Teachers in outstanding schools may be exempted from having their lessons observed by Ofsted under a new inspection system being introduced in September.
But schools rated "satisfactory" will, for the first time, face extra mini-inspections. Mini-inspections will also be reinstated for schools given notice to improve.
The move is intended to tailor inspections to individual schools. It follows a declaration by David Bell when he was chief inspector, that satisfactory was no longer good enough to raise standards.
All schools given a notice to improve, previously known as having "serious weaknesses" or "under-performing", will face a monitoring visit within six to eight months to check on their progress.
Schools judged satisfactory are currently inspected once every three years but, under the new regime, they will be revisited 12 to 18 months after the original inspection to see how they are tackling weaknesses. Schools with more weaknesses are more likely to receive extra visits.
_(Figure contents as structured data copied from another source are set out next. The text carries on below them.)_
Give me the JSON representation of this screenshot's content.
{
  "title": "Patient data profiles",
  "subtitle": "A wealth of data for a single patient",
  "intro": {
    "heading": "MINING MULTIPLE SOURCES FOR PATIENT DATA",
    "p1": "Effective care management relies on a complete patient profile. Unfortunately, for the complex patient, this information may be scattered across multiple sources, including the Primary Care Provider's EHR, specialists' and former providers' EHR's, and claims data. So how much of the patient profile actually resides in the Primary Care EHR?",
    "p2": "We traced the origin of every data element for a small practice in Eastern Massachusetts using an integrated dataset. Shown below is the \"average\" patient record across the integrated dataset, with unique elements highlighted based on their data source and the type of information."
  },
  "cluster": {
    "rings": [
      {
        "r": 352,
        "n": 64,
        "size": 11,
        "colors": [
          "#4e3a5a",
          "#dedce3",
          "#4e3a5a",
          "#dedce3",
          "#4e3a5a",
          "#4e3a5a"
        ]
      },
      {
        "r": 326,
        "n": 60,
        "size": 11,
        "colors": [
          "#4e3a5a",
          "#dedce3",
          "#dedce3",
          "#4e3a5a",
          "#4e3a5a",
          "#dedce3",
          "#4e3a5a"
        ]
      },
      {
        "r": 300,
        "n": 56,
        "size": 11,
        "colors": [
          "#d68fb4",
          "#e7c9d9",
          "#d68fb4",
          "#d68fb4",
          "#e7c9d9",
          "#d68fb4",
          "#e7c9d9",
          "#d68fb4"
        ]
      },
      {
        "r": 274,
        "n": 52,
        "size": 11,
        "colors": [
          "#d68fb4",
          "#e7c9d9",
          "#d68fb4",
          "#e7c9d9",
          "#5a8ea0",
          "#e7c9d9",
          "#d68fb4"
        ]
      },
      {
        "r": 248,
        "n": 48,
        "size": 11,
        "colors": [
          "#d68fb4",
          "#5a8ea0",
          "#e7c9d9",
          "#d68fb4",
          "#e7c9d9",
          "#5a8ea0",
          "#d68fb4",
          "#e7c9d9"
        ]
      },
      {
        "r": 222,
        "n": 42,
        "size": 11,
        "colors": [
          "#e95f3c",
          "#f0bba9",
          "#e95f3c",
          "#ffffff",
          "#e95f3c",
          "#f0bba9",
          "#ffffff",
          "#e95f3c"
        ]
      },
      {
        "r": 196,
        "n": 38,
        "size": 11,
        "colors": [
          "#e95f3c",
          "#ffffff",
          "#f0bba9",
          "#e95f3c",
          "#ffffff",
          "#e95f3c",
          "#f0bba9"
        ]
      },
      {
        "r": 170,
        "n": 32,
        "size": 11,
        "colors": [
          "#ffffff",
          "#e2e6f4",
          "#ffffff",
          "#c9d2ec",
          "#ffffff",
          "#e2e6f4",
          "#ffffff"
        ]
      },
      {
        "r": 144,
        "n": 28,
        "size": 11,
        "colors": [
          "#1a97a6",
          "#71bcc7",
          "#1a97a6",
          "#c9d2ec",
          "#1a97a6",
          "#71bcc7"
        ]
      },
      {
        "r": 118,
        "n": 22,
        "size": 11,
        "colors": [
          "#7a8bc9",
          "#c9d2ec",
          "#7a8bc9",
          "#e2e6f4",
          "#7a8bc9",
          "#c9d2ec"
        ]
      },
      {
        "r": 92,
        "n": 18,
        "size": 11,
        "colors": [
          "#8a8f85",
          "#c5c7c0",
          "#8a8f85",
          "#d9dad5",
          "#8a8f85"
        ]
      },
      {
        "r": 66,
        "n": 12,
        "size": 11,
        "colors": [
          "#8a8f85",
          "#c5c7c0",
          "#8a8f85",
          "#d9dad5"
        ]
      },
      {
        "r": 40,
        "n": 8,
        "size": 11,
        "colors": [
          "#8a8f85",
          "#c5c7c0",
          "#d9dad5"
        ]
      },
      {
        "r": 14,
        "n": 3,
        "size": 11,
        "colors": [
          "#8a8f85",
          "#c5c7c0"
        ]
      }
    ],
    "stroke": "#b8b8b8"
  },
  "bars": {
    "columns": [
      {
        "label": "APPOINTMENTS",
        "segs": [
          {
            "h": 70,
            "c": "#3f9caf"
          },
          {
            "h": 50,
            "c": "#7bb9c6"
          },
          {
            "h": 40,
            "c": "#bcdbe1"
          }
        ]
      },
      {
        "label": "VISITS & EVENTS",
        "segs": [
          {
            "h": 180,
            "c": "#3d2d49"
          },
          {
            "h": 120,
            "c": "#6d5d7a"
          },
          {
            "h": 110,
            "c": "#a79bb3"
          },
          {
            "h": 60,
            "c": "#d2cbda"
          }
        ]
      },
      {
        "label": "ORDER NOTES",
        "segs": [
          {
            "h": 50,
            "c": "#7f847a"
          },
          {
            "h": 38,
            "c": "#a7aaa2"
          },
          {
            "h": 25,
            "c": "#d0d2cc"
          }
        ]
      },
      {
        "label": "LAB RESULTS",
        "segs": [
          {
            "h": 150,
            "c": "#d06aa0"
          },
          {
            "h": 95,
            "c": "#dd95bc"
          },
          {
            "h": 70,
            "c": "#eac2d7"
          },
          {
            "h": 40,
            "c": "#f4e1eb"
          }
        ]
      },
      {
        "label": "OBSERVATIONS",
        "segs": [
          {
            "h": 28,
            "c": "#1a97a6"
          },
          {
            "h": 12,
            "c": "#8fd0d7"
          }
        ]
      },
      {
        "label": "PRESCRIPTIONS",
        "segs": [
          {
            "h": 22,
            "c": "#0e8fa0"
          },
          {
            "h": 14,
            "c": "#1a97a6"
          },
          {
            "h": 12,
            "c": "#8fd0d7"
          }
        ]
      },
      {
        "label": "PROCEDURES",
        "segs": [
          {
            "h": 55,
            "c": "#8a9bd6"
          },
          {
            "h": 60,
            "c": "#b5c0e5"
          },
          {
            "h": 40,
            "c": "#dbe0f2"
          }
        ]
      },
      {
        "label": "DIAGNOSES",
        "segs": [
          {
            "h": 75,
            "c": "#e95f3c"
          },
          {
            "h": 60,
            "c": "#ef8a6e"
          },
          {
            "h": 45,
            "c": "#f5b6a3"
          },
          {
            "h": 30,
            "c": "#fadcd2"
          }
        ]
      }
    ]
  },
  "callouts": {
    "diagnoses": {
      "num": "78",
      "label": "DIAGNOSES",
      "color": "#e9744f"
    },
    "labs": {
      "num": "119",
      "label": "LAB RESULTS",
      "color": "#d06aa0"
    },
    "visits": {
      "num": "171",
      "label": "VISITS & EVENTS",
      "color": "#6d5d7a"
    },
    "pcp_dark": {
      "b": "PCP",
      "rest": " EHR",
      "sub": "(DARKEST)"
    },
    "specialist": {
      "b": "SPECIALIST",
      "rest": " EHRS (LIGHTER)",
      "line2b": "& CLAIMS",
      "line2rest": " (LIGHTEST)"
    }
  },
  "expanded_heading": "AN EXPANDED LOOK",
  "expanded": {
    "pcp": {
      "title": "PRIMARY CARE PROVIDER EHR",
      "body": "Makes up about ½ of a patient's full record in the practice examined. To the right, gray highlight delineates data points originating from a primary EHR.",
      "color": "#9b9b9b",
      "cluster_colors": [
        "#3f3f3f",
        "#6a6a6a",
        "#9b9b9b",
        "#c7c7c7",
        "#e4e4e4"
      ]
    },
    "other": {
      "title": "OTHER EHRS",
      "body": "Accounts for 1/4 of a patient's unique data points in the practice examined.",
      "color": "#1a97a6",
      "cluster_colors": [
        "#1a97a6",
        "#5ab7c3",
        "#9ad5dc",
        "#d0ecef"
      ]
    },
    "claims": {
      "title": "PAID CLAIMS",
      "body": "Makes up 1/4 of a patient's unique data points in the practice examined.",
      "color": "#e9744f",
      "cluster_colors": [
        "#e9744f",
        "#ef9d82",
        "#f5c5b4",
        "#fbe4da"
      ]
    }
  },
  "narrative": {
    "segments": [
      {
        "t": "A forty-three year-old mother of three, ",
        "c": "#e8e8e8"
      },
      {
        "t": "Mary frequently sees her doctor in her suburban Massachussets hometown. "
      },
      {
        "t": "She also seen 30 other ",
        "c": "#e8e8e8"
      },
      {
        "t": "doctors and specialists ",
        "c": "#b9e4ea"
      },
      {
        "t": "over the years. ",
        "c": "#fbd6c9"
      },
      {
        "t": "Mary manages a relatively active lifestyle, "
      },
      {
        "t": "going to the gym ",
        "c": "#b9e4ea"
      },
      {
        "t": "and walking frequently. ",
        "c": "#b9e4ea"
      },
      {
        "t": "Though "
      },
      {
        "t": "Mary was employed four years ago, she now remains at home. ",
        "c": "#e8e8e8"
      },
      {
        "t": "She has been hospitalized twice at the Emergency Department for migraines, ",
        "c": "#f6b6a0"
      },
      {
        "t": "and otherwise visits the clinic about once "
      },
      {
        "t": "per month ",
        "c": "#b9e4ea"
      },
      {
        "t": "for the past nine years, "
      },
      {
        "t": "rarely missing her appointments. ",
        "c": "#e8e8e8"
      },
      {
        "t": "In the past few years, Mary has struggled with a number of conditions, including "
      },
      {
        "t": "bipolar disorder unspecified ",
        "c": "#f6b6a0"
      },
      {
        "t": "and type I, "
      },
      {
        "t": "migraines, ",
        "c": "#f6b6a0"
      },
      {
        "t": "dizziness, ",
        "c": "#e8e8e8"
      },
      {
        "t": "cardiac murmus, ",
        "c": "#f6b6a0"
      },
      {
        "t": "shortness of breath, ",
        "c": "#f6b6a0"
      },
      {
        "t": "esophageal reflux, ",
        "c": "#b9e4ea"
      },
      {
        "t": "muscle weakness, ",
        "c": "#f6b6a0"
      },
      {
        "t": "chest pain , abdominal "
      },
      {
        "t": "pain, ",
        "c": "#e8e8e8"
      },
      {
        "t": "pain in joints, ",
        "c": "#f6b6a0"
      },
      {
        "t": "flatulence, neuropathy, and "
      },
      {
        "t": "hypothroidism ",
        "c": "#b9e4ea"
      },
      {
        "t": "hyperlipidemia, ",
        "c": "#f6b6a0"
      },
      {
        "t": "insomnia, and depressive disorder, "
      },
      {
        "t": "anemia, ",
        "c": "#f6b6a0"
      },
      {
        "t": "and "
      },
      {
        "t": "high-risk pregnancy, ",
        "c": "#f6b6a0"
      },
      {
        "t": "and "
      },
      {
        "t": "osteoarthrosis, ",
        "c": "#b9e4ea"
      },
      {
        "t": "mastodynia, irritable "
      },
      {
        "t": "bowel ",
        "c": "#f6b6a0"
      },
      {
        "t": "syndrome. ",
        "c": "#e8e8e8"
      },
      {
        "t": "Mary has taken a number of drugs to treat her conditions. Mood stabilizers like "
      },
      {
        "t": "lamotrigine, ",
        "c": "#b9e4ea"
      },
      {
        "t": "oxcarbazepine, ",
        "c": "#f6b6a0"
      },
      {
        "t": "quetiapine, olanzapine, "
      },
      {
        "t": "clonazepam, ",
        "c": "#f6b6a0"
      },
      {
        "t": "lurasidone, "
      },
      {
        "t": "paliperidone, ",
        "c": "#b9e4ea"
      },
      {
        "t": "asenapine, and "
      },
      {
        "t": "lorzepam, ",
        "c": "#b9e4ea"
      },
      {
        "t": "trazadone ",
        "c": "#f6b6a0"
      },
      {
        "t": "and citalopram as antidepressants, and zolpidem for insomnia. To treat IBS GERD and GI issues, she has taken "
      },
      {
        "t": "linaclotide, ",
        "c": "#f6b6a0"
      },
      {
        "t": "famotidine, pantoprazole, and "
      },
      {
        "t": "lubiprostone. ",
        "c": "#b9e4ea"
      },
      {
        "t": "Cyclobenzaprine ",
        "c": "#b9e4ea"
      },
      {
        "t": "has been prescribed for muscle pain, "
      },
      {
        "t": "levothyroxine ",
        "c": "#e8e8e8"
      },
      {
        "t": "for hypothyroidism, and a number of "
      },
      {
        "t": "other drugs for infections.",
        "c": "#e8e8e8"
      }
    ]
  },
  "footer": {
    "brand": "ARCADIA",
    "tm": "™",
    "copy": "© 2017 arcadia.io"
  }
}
Initially, one in 20 satisfactory schools will receive a monitoring visit, although these will become more common if they prove successful.
Monitoring visits will continue at schools in special measures but inspectors will be get more freedom to vary their extent and focus depending on the school's progress.
The new system, announced by Ofsted today, is intended to reduce the burden of inspection on high-flying schools and instead focus on those in need of improvement.
From September, one fifth of outstanding schools will be subject to new ultra-light-touch inspections which will involve just one inspector for a single day. If these prove successful, they will be extended to the top 20 per cent of all schools. These will be identified using previous inspection grades, the judgement of local HMI and performance data, including controversial contextual value-added scores.
An Ofsted spokeswoman said that although it was likely inspectors would visit one or more lessons briefly during ultra-light inspections, they might decide not to observe any lessons. Heads said they strongly opposed greater inspection of satisfactory schools but welcomed efforts to reduce the burden on high performers.
John Dunford, Association of School and College Leaders general secretary, said that there was no need for inspectors to observe lessons.
"It should just be a validation of schools' self-evaluation," he said.
Today's announcement follows an open consultation which drew 689 respondents. Four out of five of these backed the introduction of monitoring visits for schools given a notice to improve, and for satisfactory schools that have pockets of underachievement.
Almost 80 per cent supported a lighter-touch regime for high-achieving schools with more than 70 per cent saying inspections should last no more than a day.
Ofsted's decision to allow inspectors to dispense with lesson observations during one-day inspections comes despite 69 per cent of respondents judging them to be at least fairly important.
Maurice Smith, chief inspector, said: "Ofsted's new approach is more proportionate to risk and will represent better value for money by focusing on schools where there is underachievement. It also builds on the success of the shorter, sharper inspections introduced in September 2005."